Dans les autres cas (absence de déclaration ou d'acte présenté à la formalité, ou nécessité de recherches ultérieures), le 31 décembre de la sixième année suivant celle du fait générateur de l'impôt, c'est-à-dire de l'événement donnant naissance à la créance d'impôt (date du décès en matière de droits de mutation par décès ; date de mutation ou de l'acte, lorsque celui-ci a acquis date certaine, 1er janvier de l'année d'imposition en matière d'ISF). Ainsi, en matière d'ISF, la prescription de longue durée peut s'appliquer en l'absence de déclaration ou en cas d'omission d'un bien dans la déclaration détaillée, soit pour la déclaration 2017, jusqu'au 31 décembre 2023 . « La prescription de longue durée peut ainsi trouver à s'appliquer en l'absence de déclaration ou en cas d'omission d'un bien dans la déclaration détaillée. Il en est de même en cas de contrôle de la qualification de biens professionnels déclarés », précise Alexandre Baux.

Un délai de 10 ans

Dans certains cas, le droit de reprise peut s'exercer jusqu'au 31 décembre de la dixième année suivant le fait générateur. Tel est le cas lorsque les obligations déclaratives relatives à des avoirs détenus à l'étranger sur des comptes bancaires, des contrats d'assurance-vie ou dans des trusts n'ont pas été respectées.

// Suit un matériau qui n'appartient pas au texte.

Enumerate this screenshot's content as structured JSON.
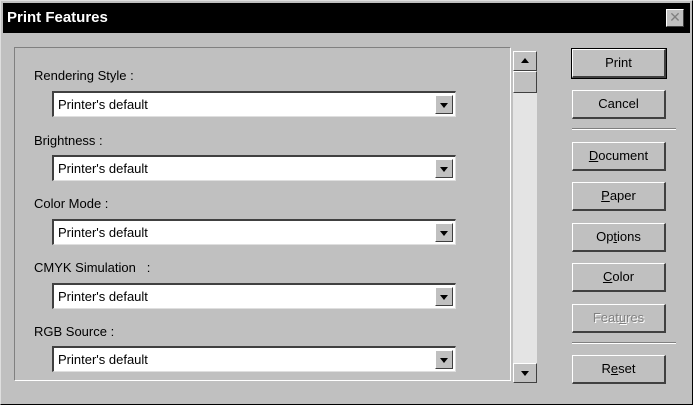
{
  "window": {
    "title": "Print Features",
    "close_glyph": "✕"
  },
  "fields": [
    {
      "label": "Rendering Style :",
      "value": "Printer's default"
    },
    {
      "label": "Brightness :",
      "value": "Printer's default"
    },
    {
      "label": "Color Mode :",
      "value": "Printer's default"
    },
    {
      "label": "CMYK Simulation   :",
      "value": "Printer's default"
    },
    {
      "label": "RGB Source :",
      "value": "Printer's default"
    }
  ],
  "buttons": {
    "print": "Print",
    "cancel": "Cancel",
    "document": {
      "pre": "",
      "key": "D",
      "post": "ocument"
    },
    "paper": {
      "pre": "",
      "key": "P",
      "post": "aper"
    },
    "options": {
      "pre": "Op",
      "key": "t",
      "post": "ions"
    },
    "color": {
      "pre": "",
      "key": "C",
      "post": "olor"
    },
    "features": {
      "pre": "Feat",
      "key": "u",
      "post": "res"
    },
    "reset": {
      "pre": "R",
      "key": "e",
      "post": "set"
    }
  }
}
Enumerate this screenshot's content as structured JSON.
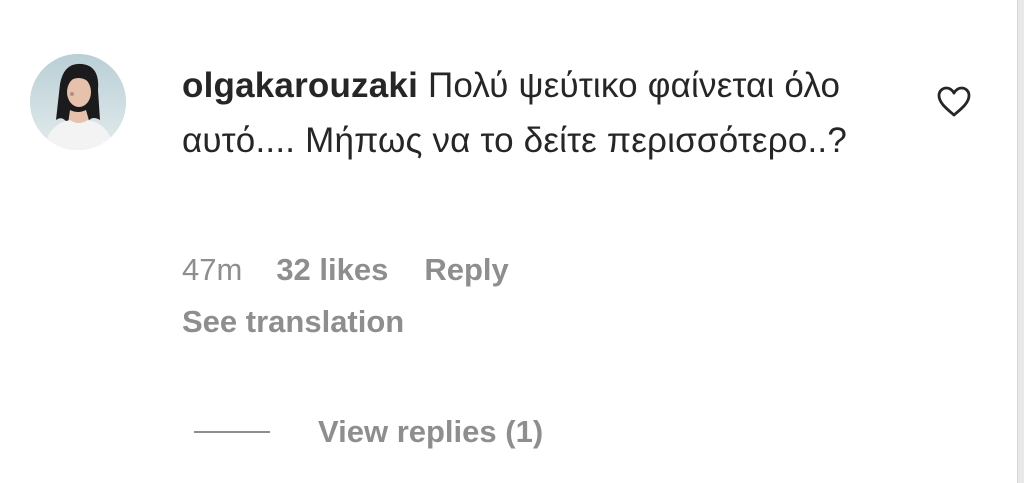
{
  "comment": {
    "avatar": "user-avatar",
    "username": "olgakarouzaki",
    "text": "Πολύ ψεύτικο φαίνεται όλο αυτό.... Μήπως να το δείτε περισσότερο..?",
    "like_icon": "heart-outline-icon"
  },
  "meta": {
    "age": "47m",
    "likes": "32 likes",
    "reply": "Reply",
    "see_translation": "See translation"
  },
  "replies": {
    "view_label": "View replies (1)"
  },
  "colors": {
    "primary_text": "#262626",
    "secondary_text": "#8e8e8e"
  }
}
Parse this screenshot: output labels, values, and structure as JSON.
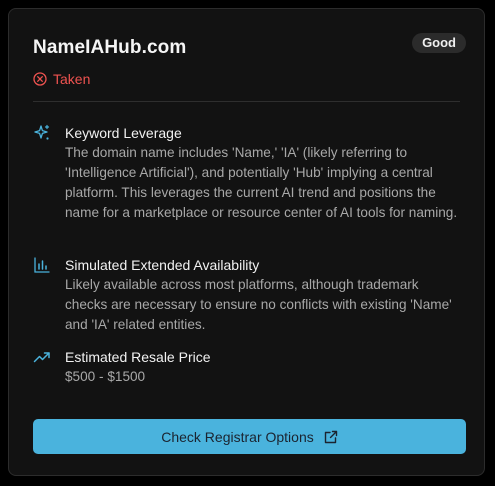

L'interruption de la prescription

Certains événements, lorsqu'ils interviennent avant l'expiration du délai de reprise, ont pour effet d'interrompre la prescription et d'ouvrir à l'administration un nouveau délai pour mettre en recouvrement les droits omis.

Une proposition de rectification notifiée au contribuable avant l'expiration du délai de reprise interrompt ainsi la prescription dans la limite du montant des rectifications proposées. L'administration dispose alors d'un nouveau délai de même durée que celui interrompu, à compter du 1er janvier suivant, pour établir l'imposition.